28 June 2010

A New Name

It's been a couple of weeks now, and I find the experience of having a new name rather interesting. Since it's not a legal name change, anything financial, governmental, or parental still gets "Kevin." Since it's an ordained name, anything religious, center-related or priestly gets "Shodhin." I'm waiting for the day to answer the phone as Shodhin and be asked to connect the caller to Kevin.

In our lives we are never simply one. We answer to rank, status, profession and social titles, not all of which can happily coexist in the same respect at the same time. Nothing new, all in all. So why does this name feel so different?

22 June 2010

A Disruption

A sangha member who has been collecting Buddhist figures for some time invited me to pick one from his collection as an ordination gift. These are beautiful figures, many of them quite striking, some of them quite moving. My eye fell early on a Chinese painted wooden Samantabhadra. The colors were muted, at first unnoticeable really until one got closer and picked up on the greens, the reds.
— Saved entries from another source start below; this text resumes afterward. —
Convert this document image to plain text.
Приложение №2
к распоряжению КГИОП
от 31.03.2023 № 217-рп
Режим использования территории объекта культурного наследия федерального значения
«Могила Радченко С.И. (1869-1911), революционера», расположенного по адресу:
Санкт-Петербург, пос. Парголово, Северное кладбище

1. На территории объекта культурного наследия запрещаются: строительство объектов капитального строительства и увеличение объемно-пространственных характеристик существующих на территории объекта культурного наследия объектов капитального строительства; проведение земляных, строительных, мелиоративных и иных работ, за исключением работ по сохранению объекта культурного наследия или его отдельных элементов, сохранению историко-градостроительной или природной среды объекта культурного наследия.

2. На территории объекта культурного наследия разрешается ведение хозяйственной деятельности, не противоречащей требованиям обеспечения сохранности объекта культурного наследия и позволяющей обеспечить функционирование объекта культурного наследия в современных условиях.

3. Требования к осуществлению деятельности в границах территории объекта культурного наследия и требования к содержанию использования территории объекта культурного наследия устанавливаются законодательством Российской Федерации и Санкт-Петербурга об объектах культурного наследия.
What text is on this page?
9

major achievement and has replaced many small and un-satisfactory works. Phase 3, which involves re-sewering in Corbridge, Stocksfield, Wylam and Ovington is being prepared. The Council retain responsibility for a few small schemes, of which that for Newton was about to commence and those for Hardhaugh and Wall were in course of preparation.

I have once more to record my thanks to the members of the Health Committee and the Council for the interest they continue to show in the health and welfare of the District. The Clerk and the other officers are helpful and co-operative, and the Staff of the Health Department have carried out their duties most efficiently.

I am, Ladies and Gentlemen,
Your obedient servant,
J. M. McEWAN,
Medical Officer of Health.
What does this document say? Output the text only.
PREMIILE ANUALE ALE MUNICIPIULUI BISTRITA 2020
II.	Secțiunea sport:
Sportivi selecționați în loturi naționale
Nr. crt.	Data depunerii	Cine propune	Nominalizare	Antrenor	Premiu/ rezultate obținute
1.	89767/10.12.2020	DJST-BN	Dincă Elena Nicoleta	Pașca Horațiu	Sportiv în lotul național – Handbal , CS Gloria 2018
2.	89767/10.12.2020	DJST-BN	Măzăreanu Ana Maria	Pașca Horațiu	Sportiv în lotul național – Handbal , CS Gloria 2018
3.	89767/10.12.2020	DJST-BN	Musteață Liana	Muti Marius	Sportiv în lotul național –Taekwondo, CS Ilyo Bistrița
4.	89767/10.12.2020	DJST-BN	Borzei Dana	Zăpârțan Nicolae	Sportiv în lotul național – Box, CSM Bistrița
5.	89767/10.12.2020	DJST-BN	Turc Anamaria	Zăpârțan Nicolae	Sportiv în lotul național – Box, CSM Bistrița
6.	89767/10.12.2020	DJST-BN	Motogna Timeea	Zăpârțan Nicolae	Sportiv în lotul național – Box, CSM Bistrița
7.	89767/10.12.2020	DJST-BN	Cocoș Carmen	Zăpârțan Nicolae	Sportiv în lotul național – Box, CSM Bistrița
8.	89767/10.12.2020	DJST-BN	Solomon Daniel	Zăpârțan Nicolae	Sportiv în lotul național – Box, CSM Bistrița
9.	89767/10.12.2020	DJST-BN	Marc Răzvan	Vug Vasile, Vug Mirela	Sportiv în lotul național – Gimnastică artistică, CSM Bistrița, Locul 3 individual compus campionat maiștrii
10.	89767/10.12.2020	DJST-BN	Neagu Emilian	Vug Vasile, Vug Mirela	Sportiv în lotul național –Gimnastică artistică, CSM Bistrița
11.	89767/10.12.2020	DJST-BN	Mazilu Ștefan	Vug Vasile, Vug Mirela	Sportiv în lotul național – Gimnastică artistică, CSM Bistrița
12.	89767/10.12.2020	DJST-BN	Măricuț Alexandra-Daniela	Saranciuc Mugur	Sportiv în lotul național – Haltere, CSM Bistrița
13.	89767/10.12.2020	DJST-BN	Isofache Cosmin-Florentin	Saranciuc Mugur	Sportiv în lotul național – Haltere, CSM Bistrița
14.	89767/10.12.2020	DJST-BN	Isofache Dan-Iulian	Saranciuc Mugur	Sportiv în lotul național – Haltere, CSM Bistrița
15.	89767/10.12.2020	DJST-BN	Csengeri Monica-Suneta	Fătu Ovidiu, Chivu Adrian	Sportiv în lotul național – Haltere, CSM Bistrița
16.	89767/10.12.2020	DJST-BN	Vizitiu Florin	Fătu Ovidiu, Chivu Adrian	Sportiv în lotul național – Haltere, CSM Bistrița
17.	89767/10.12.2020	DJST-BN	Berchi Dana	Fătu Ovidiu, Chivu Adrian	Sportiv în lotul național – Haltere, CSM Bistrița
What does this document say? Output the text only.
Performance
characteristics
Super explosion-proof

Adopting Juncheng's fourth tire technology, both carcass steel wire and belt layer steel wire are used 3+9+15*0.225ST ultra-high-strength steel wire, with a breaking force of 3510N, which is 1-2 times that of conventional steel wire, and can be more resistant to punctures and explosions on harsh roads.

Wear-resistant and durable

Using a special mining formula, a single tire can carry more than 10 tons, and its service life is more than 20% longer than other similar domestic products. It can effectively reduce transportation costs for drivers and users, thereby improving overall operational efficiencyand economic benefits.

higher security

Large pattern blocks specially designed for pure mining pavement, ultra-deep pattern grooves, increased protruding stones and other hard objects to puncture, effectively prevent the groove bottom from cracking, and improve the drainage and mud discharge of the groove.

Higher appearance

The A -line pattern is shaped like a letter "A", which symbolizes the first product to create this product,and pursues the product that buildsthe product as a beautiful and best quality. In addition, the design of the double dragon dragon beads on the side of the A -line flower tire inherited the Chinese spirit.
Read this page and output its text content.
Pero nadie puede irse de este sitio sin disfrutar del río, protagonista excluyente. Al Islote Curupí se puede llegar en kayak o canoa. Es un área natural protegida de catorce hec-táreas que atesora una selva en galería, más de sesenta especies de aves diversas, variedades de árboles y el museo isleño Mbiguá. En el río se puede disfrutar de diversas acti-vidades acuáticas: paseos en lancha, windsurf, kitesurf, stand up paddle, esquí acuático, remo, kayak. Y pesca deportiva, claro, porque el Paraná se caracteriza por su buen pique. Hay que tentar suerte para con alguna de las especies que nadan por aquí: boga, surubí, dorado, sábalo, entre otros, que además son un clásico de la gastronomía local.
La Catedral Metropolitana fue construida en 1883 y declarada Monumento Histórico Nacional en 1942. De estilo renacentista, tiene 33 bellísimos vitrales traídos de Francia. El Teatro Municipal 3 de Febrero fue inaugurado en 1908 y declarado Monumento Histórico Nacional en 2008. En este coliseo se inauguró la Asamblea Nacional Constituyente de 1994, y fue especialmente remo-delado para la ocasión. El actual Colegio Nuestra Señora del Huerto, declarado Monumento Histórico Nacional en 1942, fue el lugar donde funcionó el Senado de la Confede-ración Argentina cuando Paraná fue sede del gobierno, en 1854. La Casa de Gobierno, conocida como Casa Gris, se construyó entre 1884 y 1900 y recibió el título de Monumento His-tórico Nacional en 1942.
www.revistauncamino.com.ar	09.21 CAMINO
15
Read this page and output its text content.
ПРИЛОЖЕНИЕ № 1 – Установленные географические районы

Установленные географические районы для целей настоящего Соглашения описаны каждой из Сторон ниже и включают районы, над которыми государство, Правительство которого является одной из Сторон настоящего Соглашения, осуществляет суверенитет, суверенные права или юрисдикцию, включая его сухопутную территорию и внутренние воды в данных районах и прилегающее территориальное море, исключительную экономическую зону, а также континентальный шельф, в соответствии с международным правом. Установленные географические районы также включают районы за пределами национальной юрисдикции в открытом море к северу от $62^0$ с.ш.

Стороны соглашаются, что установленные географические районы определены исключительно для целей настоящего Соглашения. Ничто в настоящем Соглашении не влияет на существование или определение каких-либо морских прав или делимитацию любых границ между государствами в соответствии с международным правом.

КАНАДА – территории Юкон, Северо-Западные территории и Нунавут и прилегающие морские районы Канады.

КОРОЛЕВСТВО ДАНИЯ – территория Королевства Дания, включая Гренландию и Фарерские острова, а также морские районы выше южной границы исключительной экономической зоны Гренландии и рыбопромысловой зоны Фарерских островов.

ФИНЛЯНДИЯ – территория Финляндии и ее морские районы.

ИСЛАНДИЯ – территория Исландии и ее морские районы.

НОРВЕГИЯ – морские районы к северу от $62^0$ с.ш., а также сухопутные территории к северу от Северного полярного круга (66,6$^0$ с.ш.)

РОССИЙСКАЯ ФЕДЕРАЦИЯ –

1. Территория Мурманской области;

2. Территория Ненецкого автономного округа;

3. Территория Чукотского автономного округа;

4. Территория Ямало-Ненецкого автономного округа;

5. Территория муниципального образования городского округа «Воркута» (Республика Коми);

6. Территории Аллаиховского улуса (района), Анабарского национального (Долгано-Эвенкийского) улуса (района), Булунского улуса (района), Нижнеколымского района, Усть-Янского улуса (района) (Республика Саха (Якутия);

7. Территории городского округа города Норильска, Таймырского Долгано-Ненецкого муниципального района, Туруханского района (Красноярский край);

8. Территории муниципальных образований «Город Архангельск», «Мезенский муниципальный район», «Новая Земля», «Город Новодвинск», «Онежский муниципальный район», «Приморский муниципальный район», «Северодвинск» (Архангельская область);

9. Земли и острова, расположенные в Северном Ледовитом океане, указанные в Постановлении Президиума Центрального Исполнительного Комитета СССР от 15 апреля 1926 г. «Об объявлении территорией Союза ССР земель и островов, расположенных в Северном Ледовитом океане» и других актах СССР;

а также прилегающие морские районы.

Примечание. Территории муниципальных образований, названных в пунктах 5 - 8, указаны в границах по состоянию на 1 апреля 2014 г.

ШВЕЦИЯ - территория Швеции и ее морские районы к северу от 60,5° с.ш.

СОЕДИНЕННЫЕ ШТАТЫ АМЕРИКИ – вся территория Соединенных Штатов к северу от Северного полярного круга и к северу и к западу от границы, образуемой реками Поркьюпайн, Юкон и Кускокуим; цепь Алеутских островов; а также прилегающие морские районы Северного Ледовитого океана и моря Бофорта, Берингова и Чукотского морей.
The elephant was carved as if it were rounding a bend, so that the figure could be viewed head on or from the one side, and the bodhisattva would still appear to be facing the viewer. On the whole it had an air of weightiness to it, evocative of the hard work of bringing insight compassionately to bear in everyday life. I had considered taking the name, Bhadra, as my ordained name, so this was a particularly meaningful figure to me.

We looked around his many figures, and I came back to the Samantabhadra. "I'd be really pleased to have that one," I said. He replied, "It is paired with the Manjushri on the shelf with it. You should take both." I could see his point; these should not be separated. So both I took.

Filled with gratitude, I took the figures home. I showed them to my kids, and they were taken with them, too. Now came the hard part -- where to put them?

I've tried several locations now, sometimes setting both figures out, sometimes setting out the Samantabhadra alone. Wherever I put them, they look out of place. Too big, too low, too cluttered. They're beautiful figures alright. But do I have room for them?